Voilà un personnage que Boris Johnson se serait bien passé de connaître. Alors que le Premier ministre espérait passer sans accrocs ni efforts ses dernières semaines à la tête du Royaume-Uni, il est confronté à un mouvement de grève qui paralyse le pays. Dockers, cheminots, postiers et de nombreux autres salariés du secteur des transports sont en grève cet été, ils réclament une augmentation des salaires afin d'affronter l'inflation qui se hisse à des niveaux records.

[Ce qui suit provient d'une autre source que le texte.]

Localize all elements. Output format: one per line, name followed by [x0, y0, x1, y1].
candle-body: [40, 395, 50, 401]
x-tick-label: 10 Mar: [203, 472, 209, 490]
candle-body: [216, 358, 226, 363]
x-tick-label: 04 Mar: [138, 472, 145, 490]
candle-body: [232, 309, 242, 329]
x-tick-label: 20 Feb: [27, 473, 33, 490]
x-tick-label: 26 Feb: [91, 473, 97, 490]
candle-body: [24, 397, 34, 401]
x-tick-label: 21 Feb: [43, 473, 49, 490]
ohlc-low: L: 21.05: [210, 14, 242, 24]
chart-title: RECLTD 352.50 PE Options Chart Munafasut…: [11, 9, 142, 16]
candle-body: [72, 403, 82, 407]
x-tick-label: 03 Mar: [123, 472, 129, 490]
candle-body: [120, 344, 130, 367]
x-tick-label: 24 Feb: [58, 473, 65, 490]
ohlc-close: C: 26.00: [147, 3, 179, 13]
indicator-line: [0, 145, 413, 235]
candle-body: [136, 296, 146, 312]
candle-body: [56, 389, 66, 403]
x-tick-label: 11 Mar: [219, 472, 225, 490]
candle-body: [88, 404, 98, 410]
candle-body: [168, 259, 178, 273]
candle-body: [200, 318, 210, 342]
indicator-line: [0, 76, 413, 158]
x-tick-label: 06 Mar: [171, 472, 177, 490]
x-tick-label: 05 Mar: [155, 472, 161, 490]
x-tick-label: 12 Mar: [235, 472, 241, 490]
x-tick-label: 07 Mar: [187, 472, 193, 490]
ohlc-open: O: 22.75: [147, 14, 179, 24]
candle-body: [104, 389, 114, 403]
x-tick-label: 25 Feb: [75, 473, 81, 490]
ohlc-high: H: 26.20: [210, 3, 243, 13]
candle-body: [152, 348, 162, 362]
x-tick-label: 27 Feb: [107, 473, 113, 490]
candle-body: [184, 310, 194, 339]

Elle a atteint 10,1% en juillet et pourrait monter jusqu'à 13%, soit le plus haut niveau depuis près de trente ans.
Dans ce contexte économique fragile où la guerre en Ukraine joue une part considérable, le prix de l'énergie explose. Un mouvement de citoyens appelle d'ailleurs à ne plus régler les factures d'électricité dès le 1er octobre. Le gouvernement ayant choisi de ne pas mettre en place ni bouclier tarifaire, ni ristourne sur le litre de carburant, les foyers souffrent. La crise sociale est amenée à durer. Depuis jeudi, le métro de Londres est quasiment à l'arrêt, les services postaux ou encore les ports sont confrontés à des débrayages massifs. Les grévistes réclament une indexation de leurs revenus sur l'inflation. Des revendications portant sur la pérennité des emplois, du régime de retraite et des conditions de travail s'élèvent également dans les rangs des représentants syndicaux des transports publics lourdement frappés par la crise du Covid-19.
Star des écrans
Un homme s'est imposé comme le porte-voix de la colère : Mick Lynch est le secrétaire général du syndicat Rail Maritime and Transport (RTM). En quelques semaines, il est passé de l'ombre des réunions ministérielles et des dialogues de branches à la lumière des plateaux de télévision; déclenchant un fort mouvement de sympathie sur les réseaux sociaux. En direct des piquets de grève, il s'est invité sur tous les plateaux des chaines d'information tenant tête aux éditorialistes et répondant avec mordant aux journalistes. Il relaie avec abnégation les revendications de ses collègues : de meilleures conditions de travail, une meilleure protection et surtout la revalorisation des salaires.
Son phrasé lui permet de renvoyer dans les cordes présentateurs et adversaires politiques. Il lui a même permis d'attirer l'attention de l'interprète de la série "Docteur House", véritable star outre-manche. "Je n'en sais pas suffisamment sur les raisons de la grève, mais je constate que Mick Lynch a fait un sort à tous les journalistes qui ont tenté leur chance aujourd'hui", a tweeté l'acteur Hugh Laurie, fin juin. L'homme au crâne rasé et au discours piquant s'est imposé comme la figure du mouvement syndical capable de mobiliser à l'échelle nationale. Le quotidien conservateur Daily Mail, plutôt acquis à la cause du camp de Boris Johnson, a qualifié Lynch d'"homme le plus détesté du Royaume-Uni". L'éditorial traduit la nervosité dans les rangs conservateurs, à quelques jours d'une transition politique, contrariés par le mouvement social qui s'éternise.
La figure de Lynch s'immisce dans la bataille entre les deux candidats à la succession de Boris Johnson. La favorite dans la course au pouvoir, Liz Truss, a ressorti ses habits tchatériens. "En tant que Premier ministre, je ne laisserai pas notre pays être rançonné par des syndicalistes militants", a-t-elle déclaré dans un tweet promettant de réprimer durement les mouvements de grève.
Son adversaire, Rishi Sunak, dont le programme repose en grande partie sur la promesse de "remettre de l'argent dans la poche des travailleurs britanniques", s'est montré plus discret. Hésitant sur la manière d'appréhender le mouvement, il s'est toutefois distingué en se disant favorable au bannissement du droit de grève pour les salariés des services publics dits essentiels. Peu enclins au dialogue social, le ou la future Première ministre devra toutefois compter sur Mick Lynch, personnage désormais incontournable dans le paysage politico-médiatique britannique.